L2 Cache Architecture

Overview

The L2 cache is a unified cache placed between the MMU and AXI interconnect. It adopts a 4-way set-associative configuration and uses the PLRU (Pseudo Least Recently Used) replacement algorithm.

l2_cache (cache/l2_cache.v)                # L2 unified cache (no submodules)

Key Features

  • Configuration: 4-way set associative

  • Data Width: 128-bit

  • Replacement Algorithm: Pseudo LRU (PLRU)

  • Block Size: 16 Byte

  • Write Policy: Write-back, Write-allocate

The general flow is as follows:

  1. Receive read/write request from MMU

  2. For peripheral access, transition to corresponding state and process

  3. Read cache (2 cycles)

  4. Compare tags of each Way and determine hit/miss

  5. If hit, select data and execute read/write respectively, return response to MMU

  6. If miss, determine Way to replace with PLRU and check Dirty bit

  7. If Dirty bit is set, write back data of selected Way to main memory

  8. Load new data from main memory to that Way and execute read/write appropriately

  9. Return response to MMU

L2 Cache (cache/l2_cache.v)

The L2 cache is a large-capacity unified cache. The L2 cache is the last-level cache, requiring a high hit rate to reduce accesses to DRAM with large access latency. The L2 cache has a 4-way set-associative configuration and adopts the PLRU (Pseudo Least Recently Used) replacement algorithm. The block size is 16 Bytes. The write policy is Write-back and Write-allocate.

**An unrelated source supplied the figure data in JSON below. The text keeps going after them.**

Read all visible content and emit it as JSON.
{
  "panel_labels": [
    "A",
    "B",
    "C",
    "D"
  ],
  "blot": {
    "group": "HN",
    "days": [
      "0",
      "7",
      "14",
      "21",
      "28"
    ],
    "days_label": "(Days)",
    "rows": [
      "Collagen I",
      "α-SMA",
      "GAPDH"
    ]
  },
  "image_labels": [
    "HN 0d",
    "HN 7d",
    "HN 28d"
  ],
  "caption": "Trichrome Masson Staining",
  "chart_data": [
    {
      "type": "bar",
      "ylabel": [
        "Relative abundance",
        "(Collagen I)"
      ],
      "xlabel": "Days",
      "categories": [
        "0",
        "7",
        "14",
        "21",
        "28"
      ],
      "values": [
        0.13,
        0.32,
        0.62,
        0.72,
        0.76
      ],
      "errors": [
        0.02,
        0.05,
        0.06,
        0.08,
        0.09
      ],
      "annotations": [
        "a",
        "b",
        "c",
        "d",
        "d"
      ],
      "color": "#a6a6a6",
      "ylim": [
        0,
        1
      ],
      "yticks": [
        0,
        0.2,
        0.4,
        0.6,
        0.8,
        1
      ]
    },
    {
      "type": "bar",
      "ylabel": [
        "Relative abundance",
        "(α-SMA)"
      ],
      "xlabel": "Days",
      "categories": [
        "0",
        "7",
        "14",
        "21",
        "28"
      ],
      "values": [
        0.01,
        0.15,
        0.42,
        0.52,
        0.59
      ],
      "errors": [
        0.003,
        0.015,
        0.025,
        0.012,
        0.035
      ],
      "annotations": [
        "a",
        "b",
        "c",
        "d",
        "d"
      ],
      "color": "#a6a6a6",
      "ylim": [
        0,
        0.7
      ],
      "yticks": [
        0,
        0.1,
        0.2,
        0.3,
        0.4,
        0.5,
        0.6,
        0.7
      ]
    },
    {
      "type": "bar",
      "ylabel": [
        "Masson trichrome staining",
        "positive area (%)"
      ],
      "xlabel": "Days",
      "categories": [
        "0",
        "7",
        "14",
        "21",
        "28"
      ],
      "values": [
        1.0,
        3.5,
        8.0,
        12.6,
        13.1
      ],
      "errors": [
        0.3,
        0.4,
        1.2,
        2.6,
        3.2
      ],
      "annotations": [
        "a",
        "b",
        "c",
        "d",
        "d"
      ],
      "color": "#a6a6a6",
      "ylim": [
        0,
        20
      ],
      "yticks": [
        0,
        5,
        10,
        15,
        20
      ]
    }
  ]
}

To maintain high operating frequency, we read BRAM in register mode. This results in a total latency of 4 cycles: 2 cycles for read, 1 cycle for tag comparison, and 1 cycle for data selection.

Meta RAM:
┌──────────┬───────────┬─────────────────┐
│ valid(1)  dirty(1)   tag(TAG_WIDTH)  │
└──────────┴───────────┴─────────────────┘

Data RAM:
┌─────────────────────────────┐
│ data (128)                  │
└─────────────────────────────┘

State Machine

The operation of each state is as follows:

State

Operation

IDLE

Wait for read/write request

LATENCY

L2 cache read (1st cycle)

CHECK_LOCK

L2 cache read (2nd cycle)

COMPARE_TAG

Tag comparison

CHECK_VALID

Hit/miss determination and selection

WRITE_CACHE

Write to cache line (store instruction)

WRITE_BACK

Write back Dirty line to main memory

ALLOCATE

Read from main memory

PERIPH_WRITE

Wait for peripheral write response

PERIPH_READ

Wait for peripheral read response

RET

Return response to MMU